By Gary Eason
Education editor, BBC News website
Government money to renew primary school buildings in England is also for other initiatives such as raising standards and extending services.
Planning and implementing refurbishment will take many years
Refurbishment of about 8,900 schools, promised by the chancellor in the Budget, will take 15 years.
Local authorities are to be consulted before the programme is launched later this year.
A teachers' leader has said he fears there might be "jam spread too thinly".
Chancellor Gordon Brown said in his Budget speech last week: "we will now establish a building programme for primary schools".
He spoke of "a total investment over the next five years in primary schools alone of £9.4bn".
"And as we move this new programme forward, over 8,900 primary schools will be rebuilt or refurbished - an average of 15 per constituency," he said.
Officials at the Department for Education and Skills said most of this had been announced already. In terms of new money, there was £650m extra - coming in 2008-09 and 2009-10.
They have now said this will cover "building condition, standards, curriculum enrichment, extended services, and the Every Child Matters agenda" - implementing the Children Act.
A spokeswoman said the new funding programme was expected to continue "with the aim of renewing up to 50% of all primary schools in 15 years".
It would be launched later this year, following consultation - giving local authorities time to plan the improvement of their primary schools, "drawing on all the funding sources available to them, including in time this new one".
"Our aim will be that every authority will from the outset receive sufficient funding to make a real impact in at least one primary school, and will continue to get funding to support its transformational primary priorities," she said.
Extended services include childcare from 8am to 6pm and facilities such as parenting support and adult education.
"This is definitely the Gordon Brown baby - excuse the pun," said the general secretary of the National Association of Head Teachers, David Hart.
"To deliver his 10-year childcare strategy he has to put capital spending into primary schools."
Mr Hart said "a big issue" would be how schools would be chosen to receive this funding.
The leader of the National Union of Teachers, Steve Sinnott, said: "I do hope it's not going to be jam spread too thinly."
There was a lack of clartiy about the timescale and how much extra money the government would be committing, as against what was expected to come from education authorities and the Private Finance Initiative, he said.
The separate secondary school renewal programme, Building Schools for the Future, was said by the government last year to involve rebuilding or refurbishing every school by 2015.
Completion is now put at "10 to 15 years" away.
In Northumberland, for example, the government's aim - "subject to future public spending decisions" - is for one secondary school to benefit by 2011.
Northern and central areas of the county would join the programme between 2014 and 2017. Work on the rest would begin even later.
The Liberal Democrat education spokesman, Phil Willis, has welcomed the extra capital for primary schools but has raised questions about how it will work.
One of his concerns is whether state-funded Church of England schools will get the same support as local education authority schools.

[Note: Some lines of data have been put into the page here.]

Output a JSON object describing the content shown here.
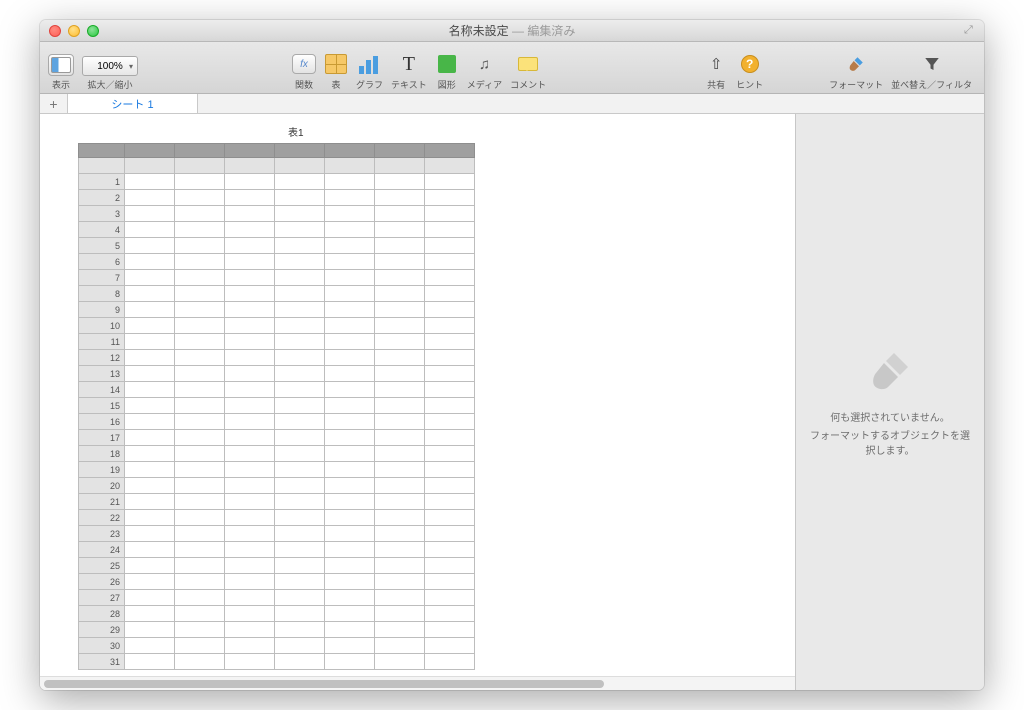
{
  "window": {
    "title": "名称未設定",
    "subtitle": "— 編集済み"
  },
  "toolbar": {
    "view_label": "表示",
    "zoom_value": "100%",
    "zoom_label": "拡大／縮小",
    "fx_label": "関数",
    "table_label": "表",
    "chart_label": "グラフ",
    "text_label": "テキスト",
    "shape_label": "図形",
    "media_label": "メディア",
    "comment_label": "コメント",
    "share_label": "共有",
    "hint_label": "ヒント",
    "format_label": "フォーマット",
    "sort_label": "並べ替え／フィルタ"
  },
  "tabs": {
    "sheet1": "シート 1"
  },
  "table": {
    "name": "表1",
    "rows": [
      "1",
      "2",
      "3",
      "4",
      "5",
      "6",
      "7",
      "8",
      "9",
      "10",
      "11",
      "12",
      "13",
      "14",
      "15",
      "16",
      "17",
      "18",
      "19",
      "20",
      "21",
      "22",
      "23",
      "24",
      "25",
      "26",
      "27",
      "28",
      "29",
      "30",
      "31"
    ],
    "cols": 7
  },
  "inspector": {
    "line1": "何も選択されていません。",
    "line2": "フォーマットするオブジェクトを選択します。"
  }
}
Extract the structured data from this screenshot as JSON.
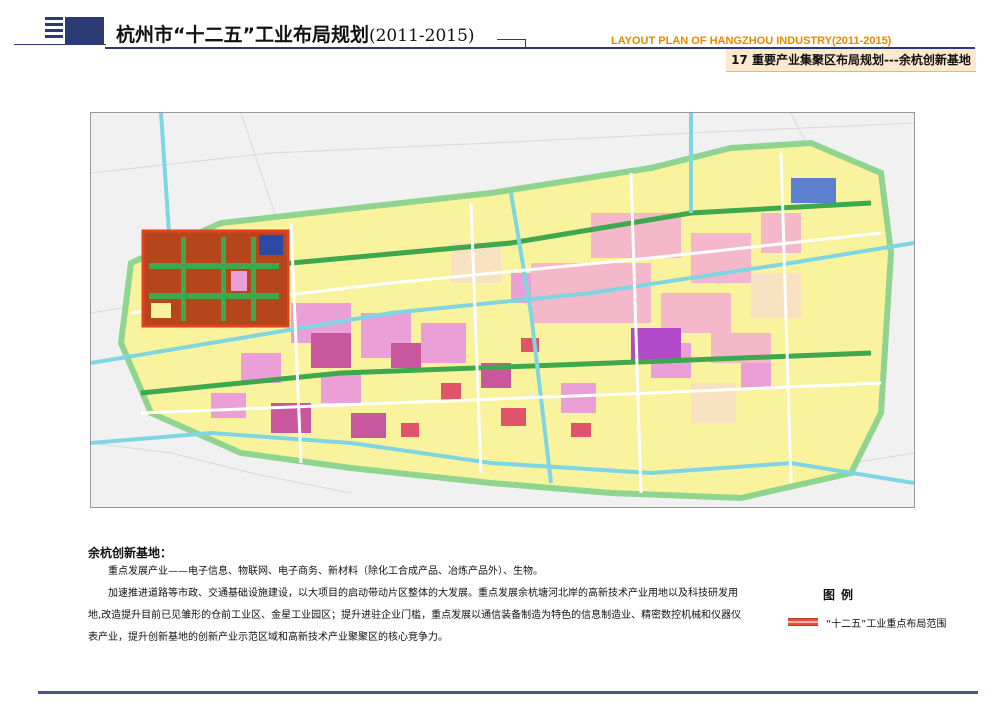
{
  "header": {
    "title_zh": "杭州市“十二五”工业布局规划",
    "title_years": "(2011-2015)",
    "title_en": "LAYOUT PLAN OF HANGZHOU INDUSTRY(2011-2015)",
    "subtitle": "17 重要产业集聚区布局规划---余杭创新基地"
  },
  "map": {
    "base_colors": {
      "background": "#f4f4f4",
      "water": "#7fd6e3",
      "green": "#3ea84f",
      "residential": "#f7f39a",
      "commercial": "#e89ad8",
      "industrial": "#f4b6c9",
      "education": "#d66aa8",
      "road": "#ffffff",
      "highlight_border": "#e2421f",
      "highlight_fill": "#b5461c"
    },
    "compass": "north-arrow-icon"
  },
  "description": {
    "heading": "余杭创新基地：",
    "paragraph1": "重点发展产业——电子信息、物联网、电子商务、新材料（除化工合成产品、冶炼产品外）、生物。",
    "paragraph2": "加速推进道路等市政、交通基础设施建设，以大项目的启动带动片区整体的大发展。重点发展余杭塘河北岸的高新技术产业用地以及科技研发用地,改造提升目前已见雏形的仓前工业区、金星工业园区；提升进驻企业门槛，重点发展以通信装备制造为特色的信息制造业、精密数控机械和仪器仪表产业，提升创新基地的创新产业示范区域和高新技术产业聚聚区的核心竞争力。"
  },
  "legend": {
    "title": "图例",
    "item_label": "“十二五”工业重点布局范围",
    "item_color": "#e74c3c"
  }
}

Education Secretary Ruth Kelly said on Monday, talking about school meals: "We will ensure extra resources are available to build the new kitchens and renew existing ones."
A spokeswoman said there was no new money for this - it would come from "the existing record levels of capital spending", including the extra announced by the chancellor.
"There will not be a separate funding stream," she said.
"Where new school kitchens are required these will be provided as part of the programme to refurbish and rebuild primary and secondary schools.
"The recent Budget announced significant increases in direct grants to schools and capital funding which will help schools deliver new school kitchens where fresh produce can be prepared and served."
In his Budget speech Mr Brown talked about grants "direct to the school and the head teacher to spend on the school's priorities".
There would be separate announcements for Scotland, Wales and Northern Ireland, he said, but for England head teachers of a typical primary school had "a guarantee over the next three years of a total of over £100,000".
And secondary schools had "a guarantee over the next three years of a total of almost one third of a million pounds".
This includes extra money which the government says is "to help schools to meet the challenges that provision of extended services involves in the shorter term" - though they were still free to spend it on their own priorities.
These are estimates however because the basis on which the figures are calculated is changing.
"We propose to move from the current scale related to pupil numbers to a fairer 'lump sum plus per pupil' allocation from April 2006," a spokeswoman said.
This would then be combined with other grants into a single one from April 2008.